When solving a hierarchical multi-agent problem in rllib, I went about adapting from this hierarchical example (ray/hierarchical_training.py at 7d029f8e710a4a16eac5ec6e370b816027ec86bb · ray-project/ray · GitHub) and the ray\rllib\examples\self_play_with_open_spiel_connect_4.py example. In the open_spiel case, they use a fully connected network. And in the hierarchical_training example, the networks are never specified.
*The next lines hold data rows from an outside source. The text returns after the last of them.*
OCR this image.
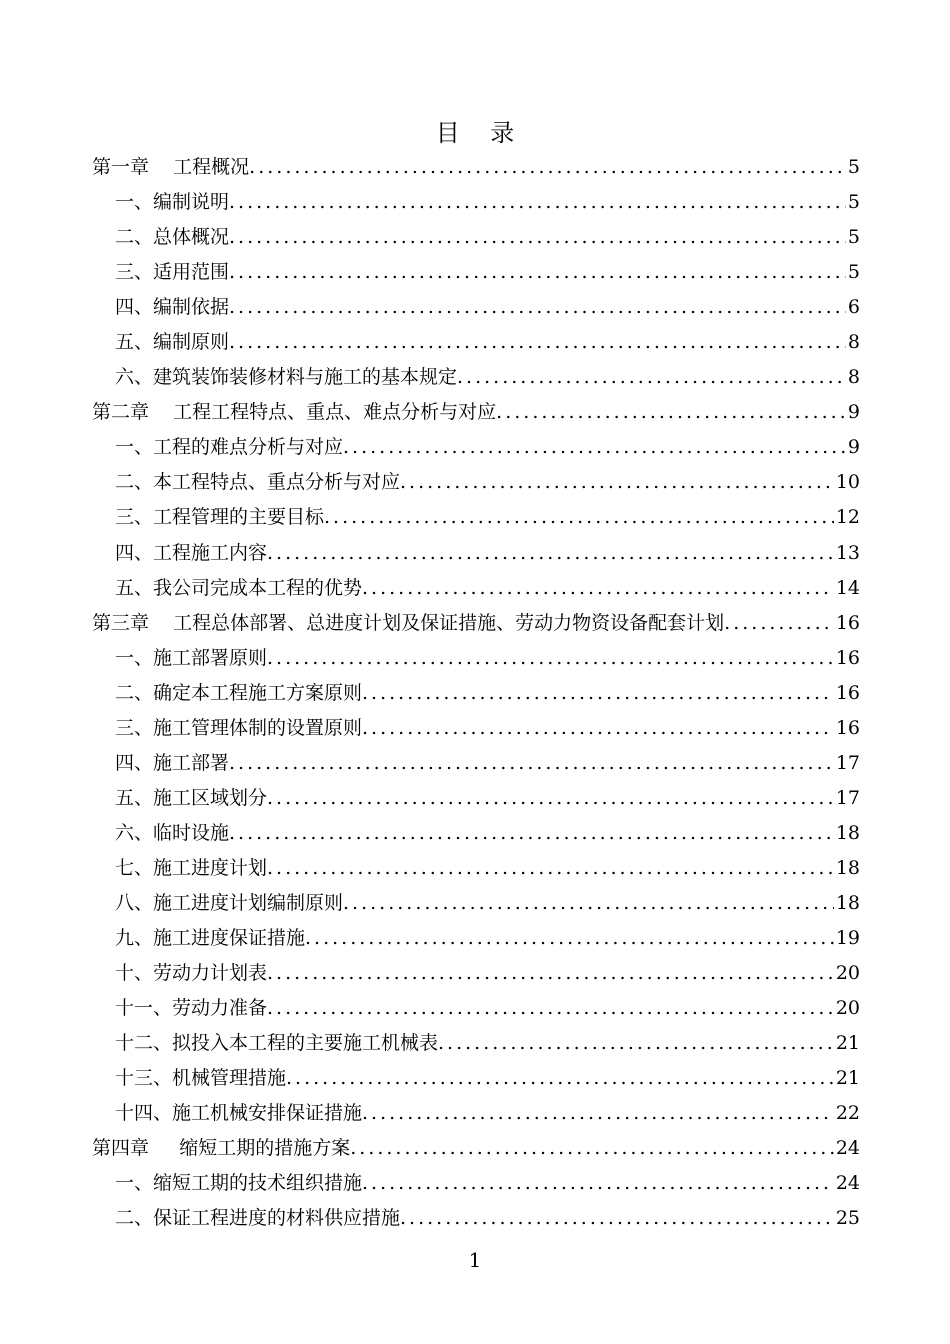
目    录
第一章    工程概况 .....	5
一、编制说明 .....	5
二、总体概况 .....	5
三、适用范围 .....	5
四、编制依据 .....	6
五、编制原则 .....	8
六、建筑装饰装修材料与施工的基本规定 .....	8
第二章    工程工程特点、重点、难点分析与对应 .....	9
一、工程的难点分析与对应 .....	9
二、本工程特点、重点分析与对应 .....	10
三、工程管理的主要目标 .....	12
四、工程施工内容 .....	13
五、我公司完成本工程的优势 .....	14
第三章    工程总体部署、总进度计划及保证措施、劳动力物资设备配套计划 .....	16
一、施工部署原则 .....	16
二、确定本工程施工方案原则 .....	16
三、施工管理体制的设置原则 .....	16
四、施工部署 .....	17
五、施工区域划分 .....	17
六、临时设施 .....	18
七、施工进度计划 .....	18
八、施工进度计划编制原则 .....	18
九、施工进度保证措施 .....	19
十、劳动力计划表 .....	20
十一、劳动力准备 .....	20
十二、拟投入本工程的主要施工机械表 .....	21
十三、机械管理措施 .....	21
十四、施工机械安排保证措施 .....	22
第四章     缩短工期的措施方案 .....	24
一、缩短工期的技术组织措施 .....	24
二、保证工程进度的材料供应措施 .....	25
1
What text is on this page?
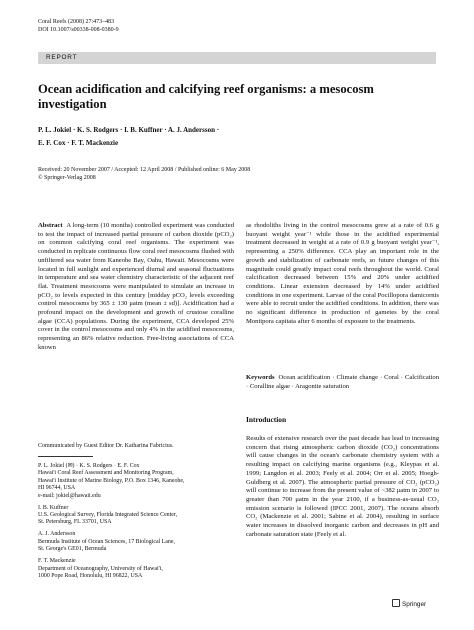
Coral Reefs (2008) 27:473–483
DOI 10.1007/s00338-008-0380-9
REPORT
Ocean acidification and calcifying reef organisms: a mesocosm investigation
P. L. Jokiel · K. S. Rodgers · I. B. Kuffner · A. J. Andersson ·
E. F. Cox · F. T. Mackenzie
Received: 20 November 2007 / Accepted: 12 April 2008 / Published online: 6 May 2008
© Springer-Verlag 2008

Abstract A long-term (10 months) controlled experiment was conducted to test the impact of increased partial pressure of carbon dioxide (pCO₂) on common calcifying coral reef organisms. The experiment was conducted in replicate continuous flow coral reef mesocosms flushed with unfiltered sea water from Kaneohe Bay, Oahu, Hawaii. Mesocosms were located in full sunlight and experienced diurnal and seasonal fluctuations in temperature and sea water chemistry characteristic of the adjacent reef flat. Treatment mesocosms were manipulated to simulate an increase in pCO₂ to levels expected in this century [midday pCO₂ levels exceeding control mesocosms by 365 ± 130 μatm (mean ± sd)]. Acidification had a profound impact on the development and growth of crustose coralline algae (CCA) populations. During the experiment, CCA developed 25% cover in the control mesocosms and only 4% in the acidified mesocosms, representing an 86% relative reduction. Free-living associations of CCA known

Communicated by Guest Editor Dr. Katharina Fabricius.
P. L. Jokiel (✉) · K. S. Rodgers · E. F. Cox
Hawai'i Coral Reef Assessment and Monitoring Program,
Hawai'i Institute of Marine Biology, P.O. Box 1346, Kaneohe,
HI 96744, USA
e-mail: jokiel@hawaii.edu
I. B. Kuffner
U.S. Geological Survey, Florida Integrated Science Center,
St. Petersburg, FL 33701, USA
A. J. Andersson
Bermuda Institute of Ocean Sciences, 17 Biological Lane,
St. George's GE01, Bermuda
F. T. Mackenzie
Department of Oceanography, University of Hawai'i,
1000 Pope Road, Honolulu, HI 96822, USA

as rhodoliths living in the control mesocosms grew at a rate of 0.6 g buoyant weight year⁻¹ while those in the acidified experimental treatment decreased in weight at a rate of 0.9 g buoyant weight year⁻¹, representing a 250% difference. CCA play an important role in the growth and stabilization of carbonate reefs, so future changes of this magnitude could greatly impact coral reefs throughout the world. Coral calcification decreased between 15% and 20% under acidified conditions. Linear extension decreased by 14% under acidified conditions in one experiment. Larvae of the coral Pocillopora damicornis were able to recruit under the acidified conditions. In addition, there was no significant difference in production of gametes by the coral Montipora capitata after 6 months of exposure to the treatments.

Keywords Ocean acidification · Climate change · Coral · Calcification · Coralline algae · Aragonite saturation

Introduction

Results of extensive research over the past decade has lead to increasing concern that rising atmospheric carbon dioxide (CO₂) concentrations will cause changes in the ocean's carbonate chemistry system with a resulting impact on calcifying marine organisms (e.g., Kleypas et al. 1999; Langdon et al. 2003; Feely et al. 2004; Orr et al. 2005; Hoegh-Guldberg et al. 2007). The atmospheric partial pressure of CO₂ (pCO₂) will continue to increase from the present value of ~382 μatm in 2007 to greater than 700 μatm in the year 2100, if a business-as-usual CO₂ emission scenario is followed (IPCC 2001, 2007). The oceans absorb CO₂ (Mackenzie et al. 2001; Sabine et al. 2004), resulting in surface water increases in dissolved inorganic carbon and decreases in pH and carbonate saturation state (Feely et al.

Springer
What if we wanted to specify different custom networks for each agent in the game agents might have different responsibilities?
e.g.
def policy_mapping_fn(agent_id):
if agent_id.startswith('antagonist'):
return 'antagonist'
elif agent_id.startswith('protagonist'):
return 'protagonist'
else:
return 'builder'
ModelCatalog.register_custom_model('AIIDE', AIIDEActor)
ModelCatalog.register_custom_model('PCGRL', PCGRLAdversarial)
register_env(env_name, make_env)
h_env = make_env(config)
_ = h_env.reset()
config = {
'env': env_name,
'num_workers': 0,
'env_config': env_config,
'multiagent': {
'policies': {
'builder': (None, h_env.builder_env.observation_space,
h_env.builder_env.action_space, {}),
'antagonist': (None, h_env.player_env.observation_space,
h_env.player_env.action_space, {}),
'protagonist': (None, h_env.player_env.observation_space,
h_env.player_env.action_space, {})
},
'policy_mapping_fn': function(policy_mapping_fn)
},
"framework": 'torch',
'num_gpus': 1
}
result = tune.run('PPO', stop=stop, config=config, verbose=1)
How do I set the agents to have different networks?
I would expect something like:
config = {
'env': env_name,
'num_workers': 0,
'env_config': env_config,
'model': { 'custom_model': {
'antagonist': 'AIIDE',
'protagonist': 'AIIDE',
'builder': 'PCGRL',
}
}
'multiagent': {
'policies': {
'builder': (None, h_env.builder_env.observation_space,
h_env.builder_env.action_space, {}),
'antagonist': (None, h_env.player_env.observation_space,
h_env.player_env.action_space, {}),
'protagonist': (None, h_env.player_env.observation_space,
h_env.player_env.action_space, {})
},
'policy_mapping_fn': function(policy_mapping_fn)
},
"framework": 'torch',
'num_gpus': 1
}